Perhaps surprising is the complexity of the cleanup code. It first tries 'find', apparently because it's supposed to be faster (and in the past, users complained about a slow cleanup apparently). Only if 'find' does not work, it tries falls back to the natural 'rm', even then trying to match patterns. One can wonder whether it really has to be this way. Nevertheless, among other things, an option such as -xdev for the find command would not hurt as well as maybe a "--one-file-system" for rm.

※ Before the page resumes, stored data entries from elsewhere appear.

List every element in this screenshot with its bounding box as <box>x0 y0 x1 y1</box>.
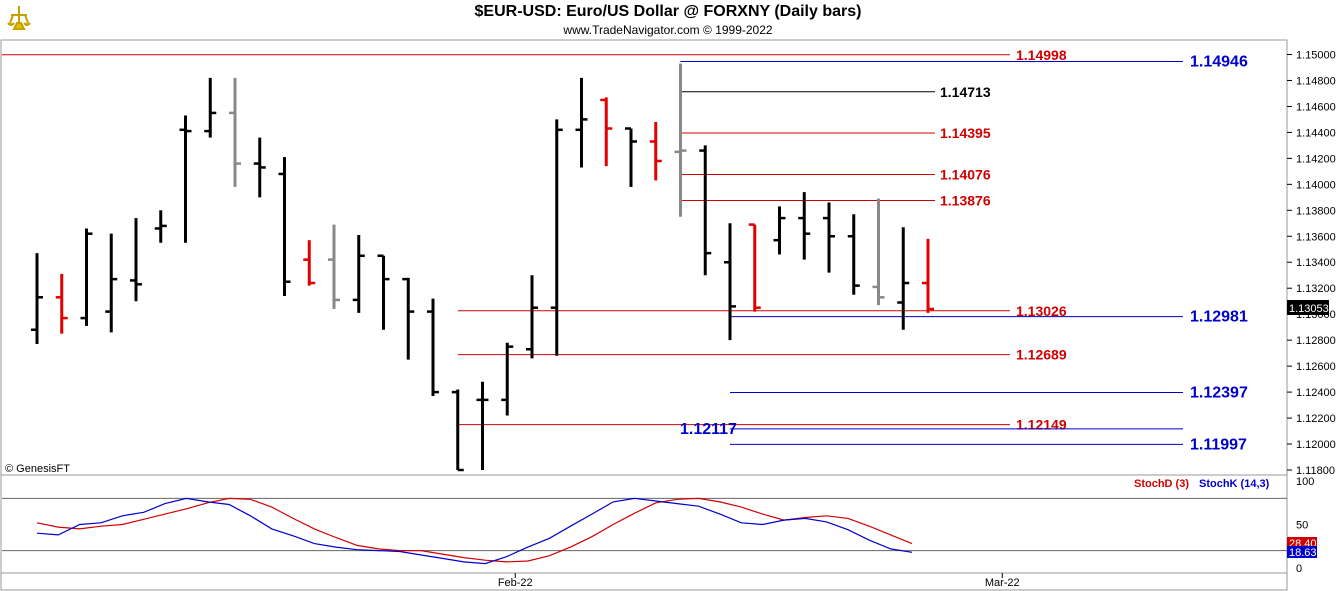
price-bar <box>724 223 736 341</box>
price-bar <box>204 77 217 138</box>
price-bar <box>699 145 712 276</box>
price-bar <box>550 119 563 356</box>
trade-navigator-logo-icon <box>7 6 31 30</box>
y-axis-tick-label: 1.14000 <box>1296 179 1336 191</box>
price-bar <box>575 77 588 168</box>
level-label: 1.12149 <box>1016 417 1067 433</box>
level-label: 1.12981 <box>1190 309 1248 326</box>
price-bar <box>748 223 761 312</box>
y-axis-tick-label: 1.12800 <box>1296 335 1336 347</box>
price-bar <box>823 202 835 273</box>
price-bar <box>377 254 390 330</box>
y-axis-tick-label: 1.13200 <box>1296 283 1336 295</box>
price-bar <box>427 298 439 396</box>
oscillator-tick-label: 0 <box>1296 563 1302 575</box>
chart-title: $EUR-USD: Euro/US Dollar @ FORXNY (Daily… <box>474 3 862 20</box>
y-axis-tick-label: 1.14400 <box>1296 127 1336 139</box>
level-label: 1.13876 <box>940 192 991 208</box>
price-bar <box>278 157 291 297</box>
y-axis-tick-label: 1.13400 <box>1296 257 1336 269</box>
x-axis-tick-label: Mar-22 <box>985 577 1020 589</box>
y-axis-tick-label: 1.12400 <box>1296 387 1336 399</box>
price-bar <box>328 224 340 309</box>
price-bar <box>501 342 514 416</box>
price-bar <box>80 228 93 326</box>
price-bar <box>105 233 118 333</box>
price-bar <box>625 127 637 187</box>
price-bar <box>179 115 192 243</box>
main-panel-frame <box>0 39 1288 476</box>
stochk-last-label: 18.63 <box>1289 547 1317 559</box>
y-axis-tick-label: 1.13600 <box>1296 231 1336 243</box>
level-label: 1.13026 <box>1016 303 1067 319</box>
level-label: 1.14946 <box>1190 54 1248 71</box>
y-axis-tick-label: 1.15000 <box>1296 49 1336 61</box>
level-label: 1.14713 <box>940 84 991 100</box>
price-bar <box>451 389 464 472</box>
chart-header: $EUR-USD: Euro/US Dollar @ FORXNY (Daily… <box>0 0 1336 40</box>
y-axis-tick-label: 1.12000 <box>1296 439 1336 451</box>
price-bar <box>674 63 687 217</box>
price-bar <box>897 227 910 330</box>
stochk-legend: StochK (14,3) <box>1199 478 1270 490</box>
level-label: 1.12397 <box>1190 384 1248 401</box>
oscillator-tick-label: 100 <box>1296 476 1314 488</box>
last-price-tag: 1.13053 <box>1287 300 1329 315</box>
price-bar <box>303 240 316 286</box>
price-bar <box>55 273 68 334</box>
y-axis-tick-label: 1.14800 <box>1296 75 1336 87</box>
y-axis-tick-label: 1.12200 <box>1296 413 1336 425</box>
stochk-last-tag <box>1287 546 1317 558</box>
oscillator-tick-label: 50 <box>1296 520 1308 532</box>
price-bar <box>402 277 415 360</box>
y-axis-tick-label: 1.12600 <box>1296 361 1336 373</box>
chart-subtitle: www.TradeNavigator.com © 1999-2022 <box>563 23 773 37</box>
price-bar <box>253 137 266 198</box>
stochd-line <box>36 497 913 563</box>
level-label: 1.14076 <box>940 166 991 182</box>
price-bar <box>847 214 860 295</box>
y-axis-tick-label: 1.14600 <box>1296 101 1336 113</box>
level-label: 1.12689 <box>1016 347 1067 363</box>
last-price-label: 1.13053 <box>1289 303 1329 315</box>
level-label: 1.12117 <box>680 421 737 438</box>
price-bar <box>798 192 811 260</box>
level-label: 1.14395 <box>940 125 991 141</box>
price-bar <box>352 234 365 313</box>
y-axis-tick-label: 1.13800 <box>1296 205 1336 217</box>
price-bar <box>130 218 142 302</box>
x-axis-tick-label: Feb-22 <box>498 577 533 589</box>
level-label: 1.11997 <box>1190 436 1247 453</box>
stochd-legend: StochD (3) <box>1134 478 1189 490</box>
level-label: 1.14998 <box>1016 47 1067 63</box>
price-bar <box>773 206 786 255</box>
y-axis-tick-label: 1.11800 <box>1296 465 1335 477</box>
oscillator-panel-frame <box>0 474 1288 574</box>
price-bar <box>922 238 934 313</box>
price-bar <box>649 122 662 181</box>
price-bar <box>600 97 613 167</box>
date-axis-frame <box>0 572 1288 591</box>
stochk-line <box>36 497 913 565</box>
price-bar <box>872 198 885 306</box>
watermark-text: © GenesisFT <box>5 463 70 475</box>
y-axis-tick-label: 1.14200 <box>1296 153 1336 165</box>
price-bar <box>31 253 43 345</box>
price-bar <box>154 210 167 243</box>
price-bar <box>476 381 489 470</box>
price-bar <box>526 275 538 359</box>
price-bar <box>229 77 241 187</box>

There a few takeaways from this story.
(1) Alpine Linux did not initially mention its change, which is a bit unfortunate. As new machines will use tmpfs, this should no longer be an issue for most. However, changing existing installations can be debated. It errors on the side of safety while changing the behaviour on many machines based largely on a scenario that has not been reproduced. Overall, you can argue for this patch, but such significant, common-practise defying change should have been communicated more clearly.

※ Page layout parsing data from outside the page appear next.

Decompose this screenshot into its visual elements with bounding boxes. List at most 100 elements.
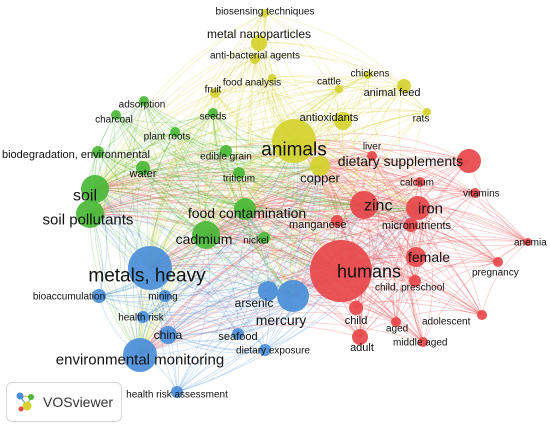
node-humans[interactable] [310, 240, 372, 302]
node-food-contamination[interactable] [234, 198, 256, 220]
label-china[interactable]: china [154, 328, 183, 342]
label-adsorption[interactable]: adsorption [119, 100, 166, 111]
node-edible-grain[interactable] [220, 145, 232, 157]
node-antibacterial[interactable] [250, 54, 260, 64]
node-bioaccumulation[interactable] [92, 289, 106, 303]
label-soil-pollutants[interactable]: soil pollutants [43, 211, 134, 228]
label-triticum[interactable]: triticum [223, 174, 255, 185]
label-adolescent[interactable]: adolescent [422, 317, 471, 328]
label-nickel[interactable]: nickel [243, 236, 269, 247]
label-dietary-exposure[interactable]: dietary exposure [236, 346, 310, 357]
node-biosensing[interactable] [261, 9, 269, 17]
node-biodegradation[interactable] [92, 146, 104, 158]
node-anemia[interactable] [524, 238, 532, 246]
node-cattle[interactable] [335, 85, 343, 93]
node-adult[interactable] [352, 329, 368, 345]
node-food-analysis[interactable] [268, 74, 276, 82]
label-soil[interactable]: soil [73, 188, 97, 205]
label-child[interactable]: child [345, 315, 368, 327]
node-dietary-supplements[interactable] [457, 149, 481, 173]
node-soil[interactable] [81, 175, 109, 203]
label-copper[interactable]: copper [300, 171, 340, 186]
node-seafood[interactable] [232, 328, 244, 340]
label-female[interactable]: female [408, 249, 450, 265]
node-adolescent[interactable] [477, 310, 487, 320]
label-metal-nanoparticles[interactable]: metal nanoparticles [207, 27, 311, 41]
label-humans[interactable]: humans [337, 261, 401, 281]
node-zinc[interactable] [350, 191, 378, 219]
node-soil-pollutants[interactable] [76, 200, 104, 228]
node-metals-heavy[interactable] [128, 246, 172, 290]
label-hra[interactable]: health risk assessment [126, 390, 228, 401]
label-cadmium[interactable]: cadmium [176, 231, 233, 247]
node-middle-aged[interactable] [418, 337, 428, 347]
label-aged[interactable]: aged [386, 324, 408, 335]
node-vitamins[interactable] [470, 188, 480, 198]
node-antioxidants[interactable] [334, 112, 352, 130]
node-micronutrients[interactable] [404, 218, 418, 232]
label-child-preschool[interactable]: child, preschool [375, 283, 444, 294]
node-seeds[interactable] [208, 108, 218, 118]
label-vitamins[interactable]: vitamins [463, 189, 500, 200]
label-env-monitoring[interactable]: environmental monitoring [56, 351, 224, 368]
label-plant-roots[interactable]: plant roots [144, 132, 191, 143]
label-antioxidants[interactable]: antioxidants [300, 112, 359, 124]
node-metal-nanoparticles[interactable] [251, 35, 267, 51]
node-manganese[interactable] [331, 215, 343, 227]
label-edible-grain[interactable]: edible grain [200, 152, 252, 163]
label-food-contamination[interactable]: food contamination [188, 205, 306, 221]
label-seafood[interactable]: seafood [218, 331, 257, 343]
label-charcoal[interactable]: charcoal [95, 115, 133, 126]
label-anemia[interactable]: anemia [514, 238, 547, 249]
label-liver[interactable]: liver [363, 142, 382, 153]
node-cadmium[interactable] [192, 221, 220, 249]
label-middle-aged[interactable]: middle aged [393, 338, 447, 349]
label-cattle[interactable]: cattle [317, 77, 341, 88]
label-biodegradation[interactable]: biodegradation, environmental [2, 149, 150, 161]
label-health-risk[interactable]: health risk [118, 313, 165, 324]
node-env-monitoring[interactable] [123, 338, 157, 372]
label-pregnancy[interactable]: pregnancy [472, 268, 519, 279]
node-copper[interactable] [310, 156, 330, 176]
node-plant-roots[interactable] [170, 127, 180, 137]
node-liver[interactable] [367, 151, 377, 161]
node-china[interactable] [159, 326, 177, 344]
vosviewer-logo[interactable]: VOSviewer [6, 382, 122, 422]
node-aged[interactable] [391, 317, 401, 327]
node-chickens[interactable] [364, 71, 372, 79]
label-adult[interactable]: adult [350, 342, 374, 354]
label-bioaccumulation[interactable]: bioaccumulation [33, 292, 105, 303]
label-calcium[interactable]: calcium [400, 178, 434, 189]
node-animal-feed[interactable] [397, 79, 411, 93]
label-micronutrients[interactable]: micronutrients [382, 220, 452, 232]
label-fruit[interactable]: fruit [205, 85, 222, 96]
label-seeds[interactable]: seeds [200, 112, 227, 123]
node-hra[interactable] [171, 386, 183, 398]
node-child-preschool[interactable] [409, 275, 421, 287]
node-arsenic[interactable] [258, 281, 278, 301]
label-food-analysis[interactable]: food analysis [223, 78, 281, 89]
label-mining[interactable]: mining [148, 292, 177, 303]
node-mining[interactable] [159, 290, 171, 302]
label-animals[interactable]: animals [261, 140, 326, 161]
node-rats[interactable] [423, 108, 431, 116]
label-mercury[interactable]: mercury [256, 312, 307, 328]
label-arsenic[interactable]: arsenic [235, 296, 274, 310]
node-dietary-exposure[interactable] [259, 344, 271, 356]
node-fruit[interactable] [210, 88, 220, 98]
node-iron[interactable] [406, 196, 430, 220]
label-manganese[interactable]: manganese [289, 219, 347, 231]
node-calcium[interactable] [415, 177, 425, 187]
node-nickel[interactable] [258, 232, 270, 244]
node-adsorption[interactable] [139, 96, 149, 106]
label-chickens[interactable]: chickens [351, 69, 390, 80]
node-triticum[interactable] [233, 167, 245, 179]
node-water[interactable] [136, 161, 150, 175]
label-antibacterial[interactable]: anti-bacterial agents [210, 51, 300, 62]
label-zinc[interactable]: zinc [364, 198, 392, 215]
node-animals[interactable] [272, 119, 316, 163]
node-health-risk[interactable] [137, 311, 149, 323]
label-iron[interactable]: iron [418, 200, 443, 217]
label-metals-heavy[interactable]: metals, heavy [88, 266, 206, 287]
label-dietary-supplements[interactable]: dietary supplements [338, 153, 463, 169]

(2) Alpine Linux release notes: There are announcement on the web page and also on the wiki, which are not in sync: https://gitlab.alpinelinux.org/alpine/aports/-/issues/14092#note_254873. This is suboptimal to say the last, as you are more likely to read the web page in your feed reader for example and you can hardly be blamed for thinking everything important has been mentioned on the web page already. It's not just the case for this release, therefore it's something Alpine Linux users ought to keep in mind.

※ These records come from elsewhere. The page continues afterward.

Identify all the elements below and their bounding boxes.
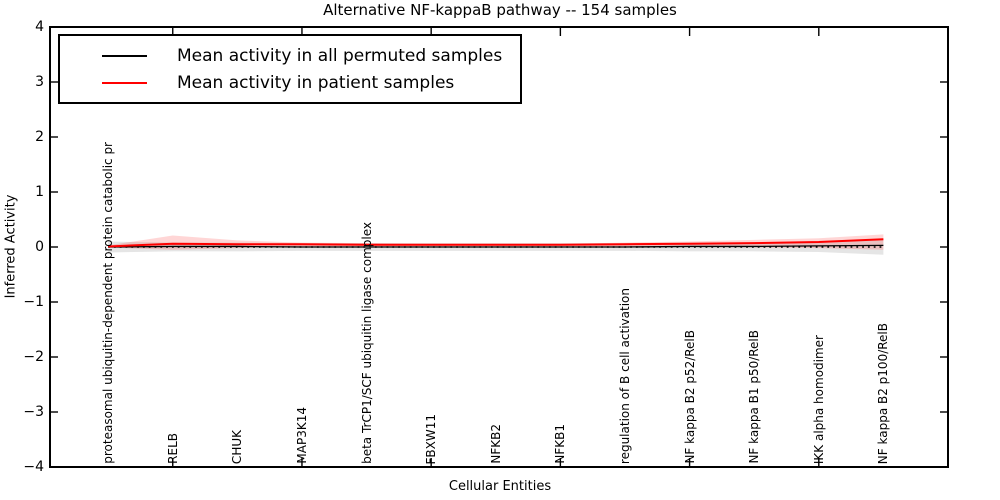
y-tick-label: −4 (23, 459, 44, 475)
y-tick-label: 1 (35, 184, 44, 200)
x-tick-label: proteasomal ubiquitin-dependent protein … (101, 142, 116, 464)
legend-item-patient: Mean activity in patient samples (74, 69, 502, 96)
x-tick-label: CHUK (230, 429, 245, 464)
patient-line-sample-icon (102, 81, 147, 84)
x-tick-label: NF kappa B2 p100/RelB (876, 322, 891, 464)
x-tick-label: FBXW11 (424, 413, 439, 465)
legend: Mean activity in all permuted samples Me… (58, 34, 523, 104)
x-tick-label: NFKB1 (553, 424, 568, 464)
x-tick-label: RELB (165, 433, 180, 464)
x-tick-label: NFKB2 (488, 424, 503, 464)
y-tick-label: 0 (35, 239, 44, 255)
x-tick-label: NF kappa B1 p50/RelB (747, 330, 762, 464)
y-tick-label: 3 (35, 74, 44, 90)
legend-item-permuted: Mean activity in all permuted samples (74, 42, 502, 69)
y-tick-label: −1 (23, 294, 44, 310)
x-tick-label: IKK alpha homodimer (811, 334, 826, 464)
x-tick-label: beta TrCP1/SCF ubiquitin ligase complex (359, 222, 374, 464)
x-tick-label: NF kappa B2 p52/RelB (682, 330, 697, 464)
permuted-mean-line (108, 244, 884, 248)
y-tick-label: −2 (23, 349, 44, 365)
patient-mean-line (108, 238, 884, 248)
legend-label-patient: Mean activity in patient samples (177, 72, 455, 93)
axes-spines (49, 26, 949, 468)
x-tick-label: MAP3K14 (294, 407, 309, 464)
x-tick-label: regulation of B cell activation (617, 287, 632, 464)
y-tick-label: 4 (35, 19, 44, 35)
chart-title: Alternative NF-kappaB pathway -- 154 sam… (323, 1, 677, 19)
x-axis-label: Cellular Entities (448, 479, 552, 494)
y-tick-label: −3 (23, 404, 44, 420)
y-tick-label: 2 (35, 129, 44, 145)
legend-label-permuted: Mean activity in all permuted samples (177, 45, 503, 66)
permuted-line-sample-icon (102, 54, 147, 57)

(3) As for upstream OpenRC, so far no patch has been merged to address the situation. Therefore, should more reports in the future arise of similar incidents with users losing their files, this will be criticized and Alpine Linux decision will have proven to be the better way after all.
(4) tmpfs is the more reasonable option for the general case. It's faster and a quota can be applied easily in the mount options. In the context of this post, it also does not require extra, potentially problematic cleanup code. I actually could have seen myself just enabling the wiping again without switching to tmpfs. After all, the same code ran on my Gentoo for +8 years and never caused problems on Alpine. However, despite being a memory-constrained machine, in the end I saw no good reasons not to simply switch to tmpfs
(5) What does the FHS standard say about /tmp? Turns out deleting it between reboots is not a requirement, merely a recommendation. So for what it's worth, the change by Alpine Linux does not violate the FHS standard.
Way over a decade ago, a book taught me programs that pollute /tmp with large files should simply be thrown away. It's not wrong. You are not supposed to that.
Yet I created a script that's hardly better. While the backup files created by my scripts aren't large, over months many small ones accumulate. They get stored on /tmp before being transferred to the backup destination. It worked without problems for years, as I regularly reboot the machine for updates. So /tmp would eventually be cleaned sooner or later. However, the fact that scripts relied on that could have backfired if it weren't for the monitoring script. It's a good example on how a seemingly innocent decision that "just works", or something you didn't give much thought at all, may come back to hunt you even years later due to changes in the environment your code runs in. Now, a simple "find . -xdev -mtime +2 -delete" in the backup dir avoids the problem.
Overall, nothing terrible happened here. The change made by Alpine for existing installations is debatable, but with the assumption that programs/scripts writing to /tmp behave properly, it shouldn't cause issues. It's thus my own backup scripts fault that this may have potentially become an issue. However, I wish such significant deviation from common practise would have been communicated more clearly by Alpine.